Sunday, June 04, 2006


As the dark energy which made Ian Rankin such a deserved star seems to have faded, the idea of “tartan noir” (a term coined to celebrate Scottish crime stories) is still thriving – thanks largely to a superbly talented writer named Denise Mina. She started with an intense trilogy set in the bleak Garnethill section of her native Glasgow, and then moved a bit upscale with Deception, where an unreliable husband seems to be looking through his psychiatrist wife’s papers in search of anything that might clear her of a murder charge but is actually damaging her case.
Field of Blood is about another kind of betrayal (the title is a Biblical reference to a piece of land purchased by Judas with his reward money). Patricia Meehan, called Paddy in reverence to an earlier Meehan wrongly imprisoned for murder, lands a job as a glorified gofer on the Glasgow Daily News, and very soon is faced with a huge moral dilemma. A three-year-old boy has been abducted from a department store and later killed; a surveillance video shows that his kidnappers were two boys, possibly 10- or 11-years-old. Paddy immediately recognizes one of the boys as Callum, the cousin of her boyfriend, Sean. It’s the kind of story that a young reporter like Paddy could build a career on – but when she reveals the boy’s identity to her boss it also threatens to destroy two families. Paddy will do almost anything to prove she’s up to the job of reporter (a dreary night spent in the “calls car,” investigating police crime calls with a profanely sexist male journalist, is looked on by her as a tremendous career breakthrough), so she adopts the persona of a more glamorous intern named Heather Allen to dig into Callum’s story and clear his name as the younger boy’s killer. The real Heather winds up murdered, and Paddy herself is in dire danger as she tries to repair all the damage.

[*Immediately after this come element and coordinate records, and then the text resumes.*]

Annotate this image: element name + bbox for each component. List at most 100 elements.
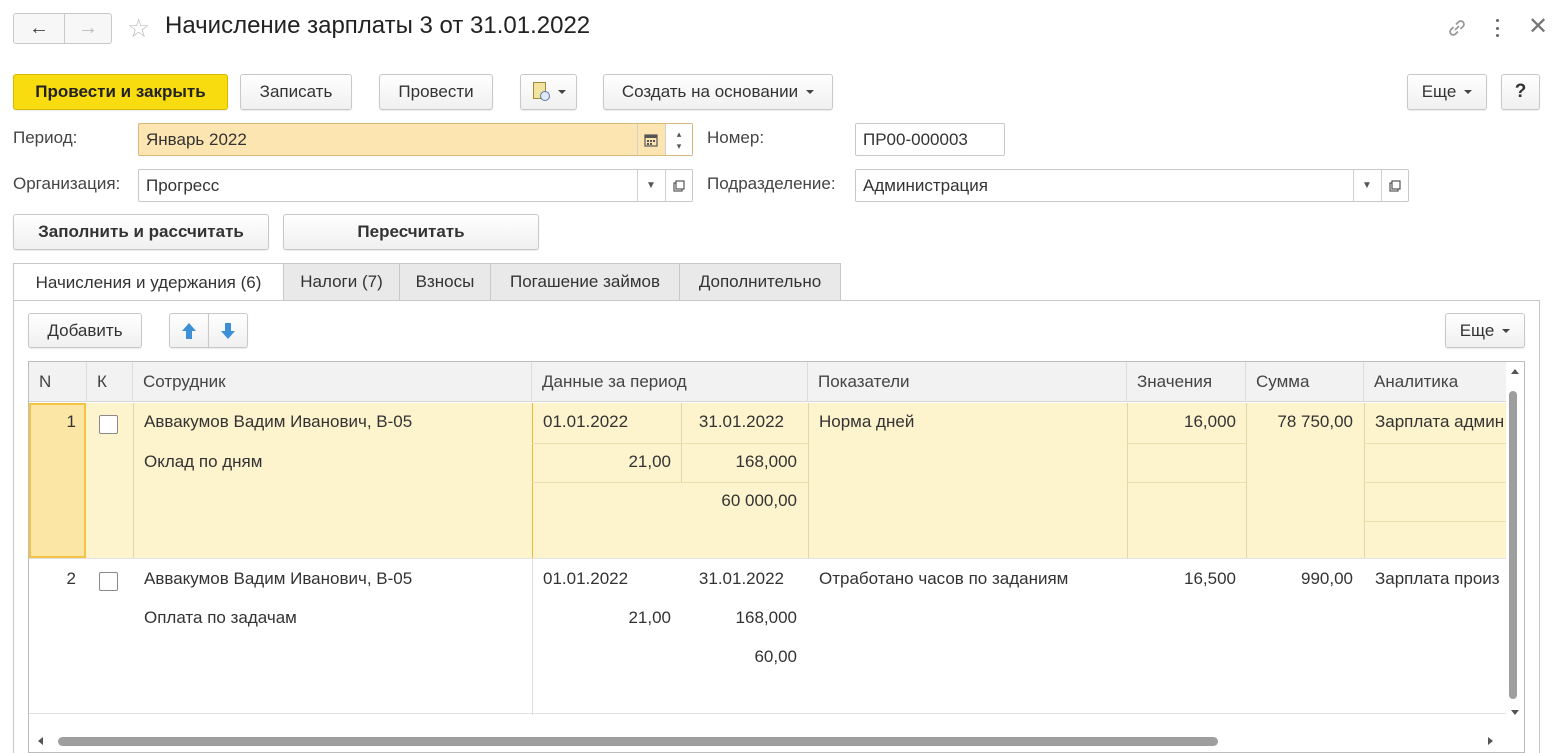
move-down-button[interactable] xyxy=(208,313,248,348)
tab-additional[interactable]: Дополнительно xyxy=(679,263,841,300)
date-to: 31.01.2022 xyxy=(698,569,784,588)
fill-and-calculate-button[interactable]: Заполнить и рассчитать xyxy=(13,214,269,250)
indicator-value: 16,500 xyxy=(1184,569,1236,588)
period-value: Январь 2022 xyxy=(146,129,247,149)
employee-name: Аввакумов Вадим Иванович, В-05 xyxy=(144,412,413,431)
open-icon[interactable] xyxy=(1381,170,1408,201)
base-value: 60,00 xyxy=(754,647,797,666)
hours-value: 168,000 xyxy=(735,608,797,627)
column-sum[interactable]: Сумма xyxy=(1246,362,1364,402)
days-value: 21,00 xyxy=(628,608,671,627)
row-checkbox[interactable] xyxy=(99,415,118,434)
more-button[interactable]: Еще xyxy=(1407,74,1487,110)
tab-loans[interactable]: Погашение займов xyxy=(490,263,680,300)
close-icon[interactable]: ✕ xyxy=(1528,14,1548,40)
chevron-down-icon[interactable]: ▼ xyxy=(1353,170,1380,201)
post-and-close-button[interactable]: Провести и закрыть xyxy=(13,74,228,110)
open-icon[interactable] xyxy=(665,170,692,201)
department-value: Администрация xyxy=(863,175,988,195)
date-to: 31.01.2022 xyxy=(698,412,784,431)
vertical-scrollbar[interactable] xyxy=(1507,361,1525,723)
organization-value: Прогресс xyxy=(146,175,220,195)
back-arrow-icon: ← xyxy=(29,17,49,39)
date-from: 01.01.2022 xyxy=(543,569,629,588)
row-checkbox[interactable] xyxy=(99,572,118,591)
table-more-button[interactable]: Еще xyxy=(1445,313,1525,348)
sum-value: 78 750,00 xyxy=(1277,412,1353,431)
analytics-value: Зарплата админ xyxy=(1375,412,1505,431)
row-number: 2 xyxy=(66,569,76,588)
period-field[interactable]: Январь 2022 ▴ ▾ xyxy=(138,123,693,156)
days-value: 21,00 xyxy=(628,452,671,471)
document-title: Начисление зарплаты 3 от 31.01.2022 xyxy=(165,12,591,39)
help-button[interactable]: ? xyxy=(1501,74,1540,110)
chevron-down-icon[interactable]: ▼ xyxy=(637,170,664,201)
employee-name: Аввакумов Вадим Иванович, В-05 xyxy=(144,569,413,588)
table-header: N К Сотрудник Данные за период Показател… xyxy=(29,362,1506,402)
number-value: ПР00-000003 xyxy=(863,129,968,149)
link-icon[interactable] xyxy=(1445,16,1469,40)
number-field[interactable]: ПР00-000003 xyxy=(855,123,1005,156)
chevron-down-icon xyxy=(806,90,815,94)
department-label: Подразделение: xyxy=(707,174,836,193)
tab-contributions[interactable]: Взносы xyxy=(399,263,491,300)
column-analytics[interactable]: Аналитика xyxy=(1364,362,1506,402)
table-more-label: Еще xyxy=(1459,320,1495,340)
base-value: 60 000,00 xyxy=(721,491,797,510)
sum-value: 990,00 xyxy=(1301,569,1353,588)
period-label: Период: xyxy=(13,128,78,147)
indicator-value: 16,000 xyxy=(1184,412,1236,431)
calendar-icon[interactable] xyxy=(637,124,664,155)
move-up-button[interactable] xyxy=(169,313,209,348)
create-based-on-label: Создать на основании xyxy=(621,82,799,101)
back-button[interactable]: ← xyxy=(13,13,65,44)
more-label: Еще xyxy=(1421,82,1457,101)
organization-field[interactable]: Прогресс ▼ xyxy=(138,169,693,202)
column-n[interactable]: N xyxy=(29,362,87,402)
forward-arrow-icon: → xyxy=(78,17,98,39)
column-values[interactable]: Значения xyxy=(1127,362,1246,402)
post-button[interactable]: Провести xyxy=(379,74,493,110)
department-field[interactable]: Администрация ▼ xyxy=(855,169,1409,202)
column-employee[interactable]: Сотрудник xyxy=(133,362,532,402)
column-period-data[interactable]: Данные за период xyxy=(532,362,808,402)
accruals-table[interactable]: N К Сотрудник Данные за период Показател… xyxy=(28,361,1525,753)
more-vertical-icon[interactable] xyxy=(1490,17,1504,39)
tab-taxes[interactable]: Налоги (7) xyxy=(283,263,400,300)
recalculate-button[interactable]: Пересчитать xyxy=(283,214,539,250)
scroll-right-icon[interactable] xyxy=(1488,737,1493,745)
date-from: 01.01.2022 xyxy=(543,412,629,431)
row-number: 1 xyxy=(66,412,76,431)
column-indicators[interactable]: Показатели xyxy=(808,362,1127,402)
add-button[interactable]: Добавить xyxy=(28,313,142,348)
indicator-name: Отработано часов по заданиям xyxy=(819,569,1069,588)
scroll-left-icon[interactable] xyxy=(38,737,43,745)
star-icon[interactable]: ☆ xyxy=(127,14,150,42)
column-k[interactable]: К xyxy=(87,362,133,402)
spin-buttons[interactable]: ▴ ▾ xyxy=(665,124,692,155)
table-row[interactable]: 1 Аввакумов Вадим Иванович, В-05 Оклад п… xyxy=(29,403,1506,558)
chevron-down-icon xyxy=(557,90,566,94)
tab-accruals[interactable]: Начисления и удержания (6) xyxy=(13,263,284,301)
table-row[interactable]: 2 Аввакумов Вадим Иванович, В-05 Оплата … xyxy=(29,558,1506,715)
chevron-down-icon xyxy=(1464,90,1473,94)
chevron-down-icon xyxy=(1502,328,1511,333)
print-icon xyxy=(532,82,550,102)
accrual-type: Оклад по дням xyxy=(144,452,263,471)
forward-button[interactable]: → xyxy=(64,13,112,44)
horizontal-scrollbar[interactable] xyxy=(28,732,1525,750)
save-button[interactable]: Записать xyxy=(240,74,352,110)
organization-label: Организация: xyxy=(13,174,121,193)
accrual-type: Оплата по задачам xyxy=(144,608,297,627)
chevron-up-icon[interactable]: ▴ xyxy=(677,128,682,140)
analytics-value: Зарплата произ xyxy=(1375,569,1500,588)
print-menu-button[interactable] xyxy=(520,74,577,110)
scroll-thumb[interactable] xyxy=(58,737,1218,746)
number-label: Номер: xyxy=(707,128,765,147)
hours-value: 168,000 xyxy=(735,452,797,471)
scroll-down-icon[interactable] xyxy=(1511,710,1519,715)
create-based-on-button[interactable]: Создать на основании xyxy=(603,74,833,110)
scroll-thumb[interactable] xyxy=(1509,391,1517,699)
scroll-up-icon[interactable] xyxy=(1511,369,1519,374)
chevron-down-icon[interactable]: ▾ xyxy=(677,140,682,152)
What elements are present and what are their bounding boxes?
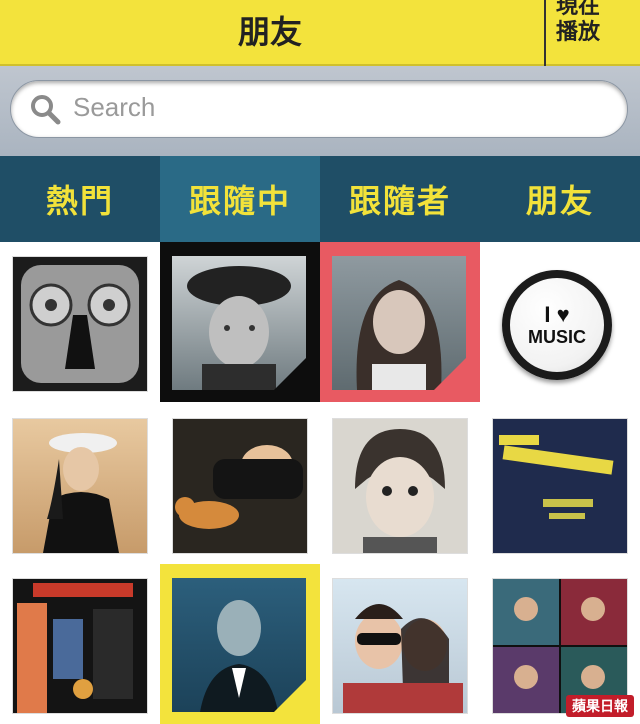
soliton-crew-shirt-image — [493, 419, 627, 553]
search-placeholder: Search — [73, 92, 156, 122]
tab-popular[interactable]: 熱門 — [0, 156, 160, 242]
user-tile[interactable] — [320, 564, 480, 724]
man-with-cat-photo — [175, 445, 303, 529]
newspaper-watermark: 蘋果日報 — [566, 695, 634, 717]
badge-text-line2: MUSIC — [528, 327, 586, 347]
now-playing-label-1: 現在 — [556, 0, 601, 19]
user-tile[interactable] — [0, 564, 160, 724]
avatar — [12, 256, 148, 392]
user-tile[interactable] — [320, 242, 480, 402]
search-input[interactable]: Search — [10, 80, 628, 138]
selected-corner-indicator — [434, 356, 468, 390]
woman-with-hat-photo — [43, 433, 119, 553]
child-portrait-photo — [355, 429, 445, 553]
avatar — [492, 418, 628, 554]
photo-collage-image — [493, 579, 627, 713]
header-divider — [544, 0, 546, 66]
now-playing-label-2: 播放 — [556, 20, 601, 45]
search-icon — [31, 95, 61, 125]
user-tile[interactable] — [160, 564, 320, 724]
avatar — [332, 578, 468, 714]
robot-face-image — [13, 257, 147, 391]
user-tile[interactable] — [160, 242, 320, 402]
user-tile[interactable] — [320, 404, 480, 564]
avatar — [12, 418, 148, 554]
selected-corner-indicator — [274, 678, 308, 712]
tab-friends[interactable]: 朋友 — [480, 156, 640, 242]
now-playing-button[interactable]: 現在 播放 — [556, 0, 636, 46]
i-love-music-badge-image: I ♥ MUSIC — [502, 270, 612, 380]
avatar — [12, 578, 148, 714]
user-tile[interactable] — [0, 404, 160, 564]
badge-text-line1: I ♥ — [544, 302, 570, 327]
avatar — [492, 578, 628, 714]
tab-following[interactable]: 跟隨中 — [160, 156, 320, 242]
user-grid: I ♥ MUSIC 蘋果日報 — [0, 242, 640, 724]
user-tile[interactable] — [160, 404, 320, 564]
couple-selfie-photo — [343, 604, 463, 713]
comic-poster-image — [13, 579, 147, 713]
page-title: 朋友 — [237, 13, 302, 51]
user-tile[interactable] — [480, 404, 640, 564]
avatar — [172, 418, 308, 554]
user-tile[interactable]: I ♥ MUSIC — [480, 242, 640, 402]
avatar — [332, 418, 468, 554]
top-bar: 朋友 現在 播放 — [0, 0, 640, 66]
tab-bar: 熱門 跟隨中 跟隨者 朋友 — [0, 156, 640, 242]
search-bar: Search — [0, 66, 640, 156]
user-tile[interactable] — [0, 242, 160, 402]
selected-corner-indicator — [274, 356, 308, 390]
tab-followers[interactable]: 跟隨者 — [320, 156, 480, 242]
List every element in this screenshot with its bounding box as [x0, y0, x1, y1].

Paddy is a very appealing figure, obsessed by her weight (a scene after a family funeral where she passes up a tray of delicious rolls filled with “salt butter and sweet gammon” only to gorge on dessert is both hilarious and heartbreaking) and so obviously suited for journalism that the report that this is the start of a series is particularly good news. Spread the word -- tartan noir lives.